The larger the program, the slower Modbus becomes. (FX3U low-cost Chinese PLC)

[GcNuc]

I'm a beginner in the automation field and I've set up an automation system connecting several devices (datalogger, radio, etc.) via Modbus RS485 at 9600Kbps, with a PLC program created in GX WORKS 2. At the beginning of its development, it consumed approximately 2000 steps (out of a total of 8000 according to the PLC specifications), and I scan the Modbus using the IVRD or IVWR function along with a counter alternating readings every 1 second for each device connected to the Modbus.

The major issue is that as the program became heavier (consuming more steps), Modbus communication started to fail, and what used to take 1 second to read and write each device now takes 5 seconds for each device. The program currently has about 4900 steps.

I've already adjusted timeout times and set the transmission speed to 19200Kbps, without success, the same problem persists.

I can't find anything on the internet. Is there any possible solution or is it simply a limitation of Modbus?

 

[Steve Bailey]

I suspect it has to do with the amount of time the PLC has available to process the Modbus transactions. This is speculation on my part, but the PLC probably has a watchdog timer that gets reset every time it services the I/O. If the I/O isn't serviced before the watchdog times out the PLC faults out. The PLC probably processes the Modbus codes between the end of the time it finishes evaluating the logic and the time it must service the I/O. The longer the program, the less time available to process Modbus transactions.

 

[padees]

I don't know anything about GX WORKS 2, but a quick-relative assumption puts transactions to complete, based on number, is about 4.2 seconds.

It's rough, but at least allow 50ms between beginning to end for each transaction to exchange. This will vary based on load.

 

[drbitboy]

I suspect it has to do with the amount of time the PLC has available to process the Modbus transactions. This is speculation on my part, but the PLC probably has a watchdog timer that gets reset every time it services the I/O. If the I/O isn't serviced before the watchdog times out the PLC faults out. The PLC probably processes the Modbus codes between the end of the time it finishes evaluating the logic and the time it must service the I/O. The longer the program, the less time available to process Modbus transactions.

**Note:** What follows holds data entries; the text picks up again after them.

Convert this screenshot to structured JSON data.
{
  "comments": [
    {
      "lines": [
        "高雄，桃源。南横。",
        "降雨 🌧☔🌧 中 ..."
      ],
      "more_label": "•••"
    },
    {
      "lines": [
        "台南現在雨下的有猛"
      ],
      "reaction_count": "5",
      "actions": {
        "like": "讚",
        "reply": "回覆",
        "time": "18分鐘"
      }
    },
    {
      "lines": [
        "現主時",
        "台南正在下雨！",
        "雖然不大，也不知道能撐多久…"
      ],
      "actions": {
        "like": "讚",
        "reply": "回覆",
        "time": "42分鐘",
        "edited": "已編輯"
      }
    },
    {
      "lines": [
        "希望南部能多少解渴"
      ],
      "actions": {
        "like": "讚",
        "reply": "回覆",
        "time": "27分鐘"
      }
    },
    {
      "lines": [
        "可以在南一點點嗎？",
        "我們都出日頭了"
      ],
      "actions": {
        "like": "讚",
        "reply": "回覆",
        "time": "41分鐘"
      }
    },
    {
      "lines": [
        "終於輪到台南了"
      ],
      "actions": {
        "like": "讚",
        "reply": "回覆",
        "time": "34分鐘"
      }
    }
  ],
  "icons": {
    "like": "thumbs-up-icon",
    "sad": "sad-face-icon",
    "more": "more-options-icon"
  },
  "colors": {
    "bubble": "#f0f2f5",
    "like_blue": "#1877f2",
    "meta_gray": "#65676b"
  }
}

This seems the most likely explanation.

I think some PLCs have a parameter that can allocate what percentage of the average CPU time is spent on the user program (formerly 2000 step,s now 4900 steps) and what percentage is spent on "other" tasks, like communication. I don't know if this knock-off FX has that capability, but changing those relative allocations might help; not really sure because we don't know how many devices are being queried, or what their turnaround times are, or how many data are being transferred.

 

[parky]

The FX3 clones generally only have 8k memory availlable for the program so your program is probably not that large, on most clones the PLC parameters cannot be changed, also I do not know of a clone that supports MB directly the real FX has adapters where MB is one of the protocols so all the processing like CRC etc. is done in the card independant of the PLC it'self, also most clones are very early versions of firmware so compared to the later FX3 they are definitely slower. There are some questions is the interface an add on card like the 232/485 BD-MB or did you write your own i.e. crc etc., MB is certainly a power hungry system due to the crc generation, I did one on an FX3U as the card ordered was not the MB version, that was certainly slower than I expected, even when I recieved the correct card it was not that fast.

 

[lfe]

The FX only attends to the communications at the end of each scan and only does one thing, on one cycle it sends data, on the next it reads data, if it has arrived,
If there are several stations and the PLC scan time is long it can It take several seconds to read all stations. In a serial communication, a strict request-response-request-response .... order is followed

You can check the scan times, last, maximum and minimum in the D8000 system registers.

You can calculate how many scans will be used to read all, multiplied by the scan time you will obtain the minimum time possible to read everything.

The improvement in increasing the baud rate will be minimal, since the bottleneck is not there.
And if that clone is slower than the original FX, then even worse.